O pão nosso e os fiscais

Temos a mania de buscar lá fora as razões de nossas mazelas. Às vezes isso corresponde à verdade. Mas nem sempre. O custo-Brasil tem, também, razões internas. O caso da greve dos fiscais da Receita Federal é um exemplo disso: o longo movimento reivindicatório dos funcionários encarregados de fiscalizar nossas fronteiras, entradas e receitas, está fazendo subir o preço do trigo que não temos porque não produzimos. Resultado, em busca de aumento salarial que dizem justo, os fiscais da Receita Federal encarecem o preço final do pão nosso de cada dia.

Como isso acontece? Em greve (ou operação-padrão, como preferem, onde o serviço é feito em suas minúcias), os fiscais deixam na fila de espera, para liberação, milhares de contêineres – quando não são os próprios navios que ficam estacionados antes de atracar -repletos de produtos importados. Contêiner parado paga aluguel até que a mercadoria seja liberada. O resultado é uma sobretaxa nos produtos, não prevista pelos importadores que, no final de tudo, vai cair direto no bolso ou na carteira do consumidor final. Assim, só no Porto de Santos, por onde entram trinta por cento de todo o trigo que compramos lá fora, os prejuízos mensais dos importadores do produto atingem a elevada cifra de oitocentos mil reais, segundo explica o presidente do Sindicato da Indústria de Trigo, Ricardo Ferraz.

Devido à greve, o tempo de liberação do trigo na alfândega passou de quarenta e oito horas para, no mínimo, uma semana. Isso, naturalmente, custa dinheiro e o rombo somente não é maior porque os dois armazéns de Santos são alfandegados (isto é, a inspeção é feita no próprio armazém, e não mais no momento do descarregamento do produto, o que, felizmente, elimina os custos com a permanência dos navios). Mesmo assim, milhares de contêineres aguardam liberação, entulhando os pátios de armazéns, cuja capacidade não é ilimitada. O espaço disponível, segundo se anuncia, dá para mais uns 15 dias apenas. E se a greve, que já dura quase três longos meses, continuar, a situação ficará feia, conforme está advertindo Ricardo Ferraz.

É curioso saber que, mesmo advertido, o todo-poderoso secretário da Receita, Everardo Maciel (e, por conseguinte, o governo) nada fez e nada anuncia fazer. Que paguem os contribuintes e consumidores o que o governo não quer ou não pode pagar.
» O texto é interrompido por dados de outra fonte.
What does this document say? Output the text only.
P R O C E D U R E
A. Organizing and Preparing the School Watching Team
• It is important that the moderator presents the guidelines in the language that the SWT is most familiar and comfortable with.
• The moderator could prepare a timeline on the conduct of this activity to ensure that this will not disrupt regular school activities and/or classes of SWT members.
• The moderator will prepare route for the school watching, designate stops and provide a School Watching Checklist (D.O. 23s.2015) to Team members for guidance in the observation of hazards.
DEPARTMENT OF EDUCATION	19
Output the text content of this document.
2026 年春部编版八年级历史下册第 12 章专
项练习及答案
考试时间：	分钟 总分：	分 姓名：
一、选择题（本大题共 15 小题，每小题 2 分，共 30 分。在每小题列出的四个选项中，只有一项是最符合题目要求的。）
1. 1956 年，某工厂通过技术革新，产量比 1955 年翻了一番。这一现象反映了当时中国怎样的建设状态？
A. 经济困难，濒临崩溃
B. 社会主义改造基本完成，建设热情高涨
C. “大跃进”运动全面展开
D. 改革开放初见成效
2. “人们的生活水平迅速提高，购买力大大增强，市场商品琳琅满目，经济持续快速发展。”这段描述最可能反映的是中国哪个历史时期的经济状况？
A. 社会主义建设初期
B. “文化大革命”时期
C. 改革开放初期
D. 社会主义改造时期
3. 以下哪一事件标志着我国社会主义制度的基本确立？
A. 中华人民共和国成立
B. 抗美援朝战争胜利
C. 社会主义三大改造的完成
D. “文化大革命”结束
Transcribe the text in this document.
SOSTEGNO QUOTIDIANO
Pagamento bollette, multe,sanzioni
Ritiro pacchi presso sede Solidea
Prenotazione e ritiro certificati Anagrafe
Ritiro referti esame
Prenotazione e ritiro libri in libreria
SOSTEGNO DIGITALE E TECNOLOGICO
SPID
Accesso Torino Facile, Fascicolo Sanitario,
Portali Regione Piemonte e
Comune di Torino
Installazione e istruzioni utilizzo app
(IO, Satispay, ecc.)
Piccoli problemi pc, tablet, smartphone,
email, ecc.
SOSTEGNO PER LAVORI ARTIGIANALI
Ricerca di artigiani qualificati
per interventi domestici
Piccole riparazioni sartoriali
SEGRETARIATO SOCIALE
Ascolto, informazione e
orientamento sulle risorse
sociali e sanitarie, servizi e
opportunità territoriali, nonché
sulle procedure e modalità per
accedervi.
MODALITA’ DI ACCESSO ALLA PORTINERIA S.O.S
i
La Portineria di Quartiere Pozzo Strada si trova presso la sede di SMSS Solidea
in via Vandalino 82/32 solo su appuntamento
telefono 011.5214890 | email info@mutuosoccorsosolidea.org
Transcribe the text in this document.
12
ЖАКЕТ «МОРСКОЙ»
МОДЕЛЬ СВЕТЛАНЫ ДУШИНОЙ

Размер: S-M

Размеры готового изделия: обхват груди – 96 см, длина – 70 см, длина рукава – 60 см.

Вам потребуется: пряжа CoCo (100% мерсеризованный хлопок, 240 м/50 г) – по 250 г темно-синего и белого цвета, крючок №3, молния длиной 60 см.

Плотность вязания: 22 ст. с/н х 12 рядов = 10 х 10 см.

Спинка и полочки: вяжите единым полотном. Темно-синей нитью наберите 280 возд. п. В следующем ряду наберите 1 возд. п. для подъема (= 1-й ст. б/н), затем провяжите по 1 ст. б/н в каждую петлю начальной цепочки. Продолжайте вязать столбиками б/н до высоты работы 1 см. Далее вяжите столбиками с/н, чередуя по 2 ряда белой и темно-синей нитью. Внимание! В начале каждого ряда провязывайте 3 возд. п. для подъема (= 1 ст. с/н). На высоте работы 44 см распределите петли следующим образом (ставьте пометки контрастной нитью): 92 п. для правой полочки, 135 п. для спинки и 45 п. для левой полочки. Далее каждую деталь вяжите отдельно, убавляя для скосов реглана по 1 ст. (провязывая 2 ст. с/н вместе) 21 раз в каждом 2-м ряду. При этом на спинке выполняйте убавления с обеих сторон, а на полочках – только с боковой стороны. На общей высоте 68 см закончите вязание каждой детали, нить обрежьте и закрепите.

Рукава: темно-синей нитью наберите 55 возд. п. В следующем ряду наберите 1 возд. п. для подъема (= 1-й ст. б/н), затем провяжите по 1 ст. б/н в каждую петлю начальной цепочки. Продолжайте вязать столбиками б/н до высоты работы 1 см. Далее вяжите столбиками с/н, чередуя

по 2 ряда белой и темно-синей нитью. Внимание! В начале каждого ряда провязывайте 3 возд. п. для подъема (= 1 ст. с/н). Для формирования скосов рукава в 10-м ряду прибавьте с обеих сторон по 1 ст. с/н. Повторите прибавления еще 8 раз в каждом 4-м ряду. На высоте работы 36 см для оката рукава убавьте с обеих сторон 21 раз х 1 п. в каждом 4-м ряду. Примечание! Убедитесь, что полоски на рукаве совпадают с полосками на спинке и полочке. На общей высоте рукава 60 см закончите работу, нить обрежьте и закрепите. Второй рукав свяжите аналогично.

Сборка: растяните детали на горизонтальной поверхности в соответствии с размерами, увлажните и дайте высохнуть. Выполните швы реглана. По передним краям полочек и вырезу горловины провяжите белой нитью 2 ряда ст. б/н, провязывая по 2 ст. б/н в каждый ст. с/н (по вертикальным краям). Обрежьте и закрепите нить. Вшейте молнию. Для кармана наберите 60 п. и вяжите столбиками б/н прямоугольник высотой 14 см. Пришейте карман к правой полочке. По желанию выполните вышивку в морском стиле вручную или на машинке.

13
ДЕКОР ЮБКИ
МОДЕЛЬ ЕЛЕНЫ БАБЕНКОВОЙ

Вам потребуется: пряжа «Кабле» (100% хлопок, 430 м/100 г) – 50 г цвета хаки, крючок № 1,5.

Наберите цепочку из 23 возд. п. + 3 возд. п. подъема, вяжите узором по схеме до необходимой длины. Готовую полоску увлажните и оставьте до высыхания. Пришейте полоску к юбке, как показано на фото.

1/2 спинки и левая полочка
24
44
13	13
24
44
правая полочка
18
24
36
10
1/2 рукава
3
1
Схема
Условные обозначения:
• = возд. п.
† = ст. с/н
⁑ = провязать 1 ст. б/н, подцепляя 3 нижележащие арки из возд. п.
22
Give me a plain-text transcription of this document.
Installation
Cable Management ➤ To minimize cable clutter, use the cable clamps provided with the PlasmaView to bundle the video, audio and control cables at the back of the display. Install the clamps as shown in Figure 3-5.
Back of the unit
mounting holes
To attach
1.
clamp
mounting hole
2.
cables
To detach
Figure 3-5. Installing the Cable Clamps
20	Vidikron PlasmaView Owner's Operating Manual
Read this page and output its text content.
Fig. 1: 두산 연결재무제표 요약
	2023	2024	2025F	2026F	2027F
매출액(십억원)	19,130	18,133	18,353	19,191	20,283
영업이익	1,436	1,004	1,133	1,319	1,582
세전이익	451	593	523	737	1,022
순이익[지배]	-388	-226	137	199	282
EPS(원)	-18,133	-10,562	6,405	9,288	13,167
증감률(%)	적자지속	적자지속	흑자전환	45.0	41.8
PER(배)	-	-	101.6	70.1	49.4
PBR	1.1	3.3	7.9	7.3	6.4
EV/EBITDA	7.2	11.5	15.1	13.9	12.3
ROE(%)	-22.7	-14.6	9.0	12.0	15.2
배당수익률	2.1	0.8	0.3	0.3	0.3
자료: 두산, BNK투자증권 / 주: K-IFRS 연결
Nós, que já não temos política agrícola eficiente, também encarecemos o custo-Brasil com a falta de uma política decente na área trabalhista. Ou, pelo menos, uma política negocial eficiente para evitar prejuízos a quem nada tem a ver com isso.

Há que se fazer alguma consideração, também, sobre o que reivindicam os grevistas. Querem os fiscais da Receita um aumento salarial – assim como os fiscais do Trabalho e da Previdência Social – um aumento de 21% nos salários, além de mudanças no plano de cargos e salários que, em última hipótese, acarreta mais aumento ainda. É justo – digamos até por uma questão de simpatia – o que pedem, já que pedir aumento não é proibido a ninguém. Duvidamos, entretanto, da justiça com que é exercida a pressão pelo aumento. Afinal, encarecer o já não barato pão-nosso-de-cada-dia pode ser um tiro no pé. Deve-se considerar que o mesmo encarecimento ocorre com outros produtos igualmente importados. O Brasil inteiro refém de uma só categoria é dose excessiva de compreensão democrática. O governo não pode ficar assim parado, deixando que as coisas aconteçam de qualquer jeito.